Teachers average pay rose nearly 150 percent between 1985 and 2008.
The average wage for all workers in the state in 1985 was $21,107, according to state Department of Labor and Workforce Development data. The average pay for all workers in 2008, the last year currently available, was $55,282, an increase of 162 percent.
In other words: before the school boards lost the power to impose "last, best offer" - and even afterward - teacher pay rose LESS slowly than average pay. Oops - that's the sort of fact the S-L regularly leaves out.
Teachers argue they are not overpaid, given the average salary of $63,000. And that’s true, especially given their level of education. This is not about bashing teachers. It is a simple matter of what property taxpayers can afford today.
"Property" taxpayers.  Could we maybe talk about changing the "property" part - especially since, as the S-L admits - teachers aren't overpaid?
New Jersey teachers are among the best paid in the nation. Many of them earn more during their summers off. And their benefits are extraordinarily generous, across the board. Limiting salary increases is not unreasonable.
So now we've got to include part-time summer work in teacher pay; hey, great way to up the prestige of the job! And "extraordinarily" generous? Even though the benefit gap is 5%, not enough to make up for the pay gap?
Teachers also argue that giving this power to school boards renders collective bargaining meaningless. But they have abandoned collective bargaining when it suits their interest, as when they helped convince the Legislature to grant them a 9 percent pension hike a decade ago.
So, if we buy into this nonsense, can we keep the 9%?

And whether you bargain with the state or the districts, bargaining as a labor unit is still collective bargaining.
It is true that giving school boards this power could result in more teacher strikes. Our hope is that school boards use this power with restraint, only after bargaining in good faith.
Oh, yes, no reason for teachers to believe otherwise!
But the teachers union, by rejecting the call for a pay freeze and clinging hard to sclerotic work rules that block needed reform, has shown its colors. Time to tip the balance of power and give school boards the power to push back.
What a crock. Contracts settled this year have increases down to an average of 1.6%.  All districts that didn't settle, and many others besides, took pay freezes PLUS a mandatory contribution on their health care - that's a cut, S-L.

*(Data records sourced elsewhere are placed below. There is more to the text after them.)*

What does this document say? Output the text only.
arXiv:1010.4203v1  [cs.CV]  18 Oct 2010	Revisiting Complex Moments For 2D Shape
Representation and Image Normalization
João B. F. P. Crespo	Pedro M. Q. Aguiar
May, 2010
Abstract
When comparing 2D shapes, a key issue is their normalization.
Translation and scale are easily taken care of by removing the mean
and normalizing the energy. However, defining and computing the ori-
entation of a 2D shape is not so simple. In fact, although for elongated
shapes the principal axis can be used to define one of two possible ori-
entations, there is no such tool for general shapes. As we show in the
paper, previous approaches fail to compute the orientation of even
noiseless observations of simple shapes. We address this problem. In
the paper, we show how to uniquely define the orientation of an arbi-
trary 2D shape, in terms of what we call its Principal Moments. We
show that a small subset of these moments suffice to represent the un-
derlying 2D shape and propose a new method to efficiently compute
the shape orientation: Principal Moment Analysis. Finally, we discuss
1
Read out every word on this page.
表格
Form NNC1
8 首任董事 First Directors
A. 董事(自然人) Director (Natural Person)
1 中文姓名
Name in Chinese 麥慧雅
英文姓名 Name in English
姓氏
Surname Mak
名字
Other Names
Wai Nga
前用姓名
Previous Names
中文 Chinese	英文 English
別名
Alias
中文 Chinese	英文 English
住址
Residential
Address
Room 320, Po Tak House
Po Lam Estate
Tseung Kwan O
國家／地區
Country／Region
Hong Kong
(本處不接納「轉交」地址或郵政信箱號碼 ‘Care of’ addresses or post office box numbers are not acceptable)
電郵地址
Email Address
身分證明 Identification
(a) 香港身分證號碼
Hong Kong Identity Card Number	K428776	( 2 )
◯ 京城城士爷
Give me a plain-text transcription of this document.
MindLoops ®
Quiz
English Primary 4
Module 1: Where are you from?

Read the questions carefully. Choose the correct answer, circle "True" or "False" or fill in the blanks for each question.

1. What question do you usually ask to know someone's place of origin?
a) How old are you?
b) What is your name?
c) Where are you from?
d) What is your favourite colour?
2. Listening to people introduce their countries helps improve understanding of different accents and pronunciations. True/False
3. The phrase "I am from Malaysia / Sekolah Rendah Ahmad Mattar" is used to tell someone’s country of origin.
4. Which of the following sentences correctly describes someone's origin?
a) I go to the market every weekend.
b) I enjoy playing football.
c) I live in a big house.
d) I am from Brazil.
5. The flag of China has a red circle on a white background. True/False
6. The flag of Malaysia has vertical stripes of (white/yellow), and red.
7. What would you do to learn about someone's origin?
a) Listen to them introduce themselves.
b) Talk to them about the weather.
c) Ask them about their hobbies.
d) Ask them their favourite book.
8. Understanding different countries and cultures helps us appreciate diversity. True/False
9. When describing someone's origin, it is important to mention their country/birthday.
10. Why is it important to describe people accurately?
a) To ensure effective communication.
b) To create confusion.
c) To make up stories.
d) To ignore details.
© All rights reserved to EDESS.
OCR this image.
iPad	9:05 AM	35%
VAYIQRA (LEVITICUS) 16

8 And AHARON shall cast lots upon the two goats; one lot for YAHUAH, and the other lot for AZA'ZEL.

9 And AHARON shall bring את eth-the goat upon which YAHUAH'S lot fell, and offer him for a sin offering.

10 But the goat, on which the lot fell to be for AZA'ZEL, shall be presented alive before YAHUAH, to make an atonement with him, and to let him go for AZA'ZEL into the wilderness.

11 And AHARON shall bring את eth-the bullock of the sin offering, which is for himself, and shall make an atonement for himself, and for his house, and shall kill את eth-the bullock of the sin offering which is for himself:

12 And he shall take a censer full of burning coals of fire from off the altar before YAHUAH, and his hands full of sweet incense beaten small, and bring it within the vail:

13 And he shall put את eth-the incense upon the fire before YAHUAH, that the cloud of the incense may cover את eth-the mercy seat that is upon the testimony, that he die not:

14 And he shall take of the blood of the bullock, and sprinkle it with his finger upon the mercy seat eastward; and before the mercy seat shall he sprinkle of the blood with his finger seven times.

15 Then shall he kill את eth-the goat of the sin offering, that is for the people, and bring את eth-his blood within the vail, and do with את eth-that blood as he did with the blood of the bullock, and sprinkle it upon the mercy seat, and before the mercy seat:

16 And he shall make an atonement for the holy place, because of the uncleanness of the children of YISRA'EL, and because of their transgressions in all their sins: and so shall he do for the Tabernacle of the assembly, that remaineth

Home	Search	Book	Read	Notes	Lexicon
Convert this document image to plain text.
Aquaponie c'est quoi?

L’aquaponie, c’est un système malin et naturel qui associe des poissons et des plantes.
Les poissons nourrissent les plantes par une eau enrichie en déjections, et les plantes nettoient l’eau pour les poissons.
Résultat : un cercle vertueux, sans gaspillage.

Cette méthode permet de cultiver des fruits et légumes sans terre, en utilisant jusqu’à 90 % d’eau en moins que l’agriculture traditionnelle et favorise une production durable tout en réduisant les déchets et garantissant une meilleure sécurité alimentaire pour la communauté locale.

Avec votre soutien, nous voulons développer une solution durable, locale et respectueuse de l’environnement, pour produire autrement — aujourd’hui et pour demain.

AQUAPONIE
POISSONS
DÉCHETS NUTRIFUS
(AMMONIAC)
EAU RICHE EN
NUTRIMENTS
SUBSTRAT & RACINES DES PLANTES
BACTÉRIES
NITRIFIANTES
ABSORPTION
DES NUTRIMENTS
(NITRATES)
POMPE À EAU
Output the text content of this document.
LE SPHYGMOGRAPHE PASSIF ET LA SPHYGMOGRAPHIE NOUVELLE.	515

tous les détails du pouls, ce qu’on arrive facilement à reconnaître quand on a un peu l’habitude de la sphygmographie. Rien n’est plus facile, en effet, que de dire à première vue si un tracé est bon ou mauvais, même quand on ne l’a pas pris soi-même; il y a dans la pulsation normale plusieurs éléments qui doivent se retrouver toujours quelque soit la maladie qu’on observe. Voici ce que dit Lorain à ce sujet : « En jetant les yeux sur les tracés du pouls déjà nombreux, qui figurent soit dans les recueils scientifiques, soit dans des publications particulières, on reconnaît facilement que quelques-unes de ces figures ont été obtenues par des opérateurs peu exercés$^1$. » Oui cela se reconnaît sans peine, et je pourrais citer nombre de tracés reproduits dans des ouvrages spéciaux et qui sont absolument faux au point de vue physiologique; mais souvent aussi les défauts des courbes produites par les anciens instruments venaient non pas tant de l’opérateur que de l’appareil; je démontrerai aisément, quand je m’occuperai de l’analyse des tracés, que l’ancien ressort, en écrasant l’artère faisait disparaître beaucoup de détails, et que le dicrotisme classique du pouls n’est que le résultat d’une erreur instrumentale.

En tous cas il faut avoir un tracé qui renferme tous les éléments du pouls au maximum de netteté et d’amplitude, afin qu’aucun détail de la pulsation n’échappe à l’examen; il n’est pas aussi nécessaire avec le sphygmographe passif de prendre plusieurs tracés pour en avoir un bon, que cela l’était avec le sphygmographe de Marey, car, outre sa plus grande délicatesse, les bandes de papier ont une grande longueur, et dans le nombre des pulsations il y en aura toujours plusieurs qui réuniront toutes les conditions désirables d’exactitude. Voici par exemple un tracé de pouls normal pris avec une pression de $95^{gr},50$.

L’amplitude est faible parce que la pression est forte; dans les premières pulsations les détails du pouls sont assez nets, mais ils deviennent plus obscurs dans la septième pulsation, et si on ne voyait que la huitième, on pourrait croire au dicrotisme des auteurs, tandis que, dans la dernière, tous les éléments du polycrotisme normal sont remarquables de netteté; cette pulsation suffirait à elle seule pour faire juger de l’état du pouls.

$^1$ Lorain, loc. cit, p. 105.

This sort of lazy writing continues to be the primary reason newspapers are dying.

2 comments:

czarejs said...

I love the part about how all we have to do is hope school boards use their power wisely....lol yeah right that'll happen.

Anonymous said...

Our school board is currently trying to dupe the townspeople. They're telling the local paper that they're offering us a $1,000/yr raise and that we're rejecting it (painting a picture that we're greedy prima-donnas). They're not giving the full story. That raise is a stipend, only for the first year (which isn't really a full 1K raise because of losing over a thousand this year for paying into our medical plan. Plus, our copays will double, office visit copays will triple, and the raise only happens in year one of the contract, years 2 and 3 go back to a pay freeze at our current step with losses to medical. I hate being a teacher right now...Oh, by the way, I'm writing this blog as a break while grading and uploading lesson plans online, on my own computer (in a scurried attempt to see SOME of the SuperBowl...I am NOT overpaid).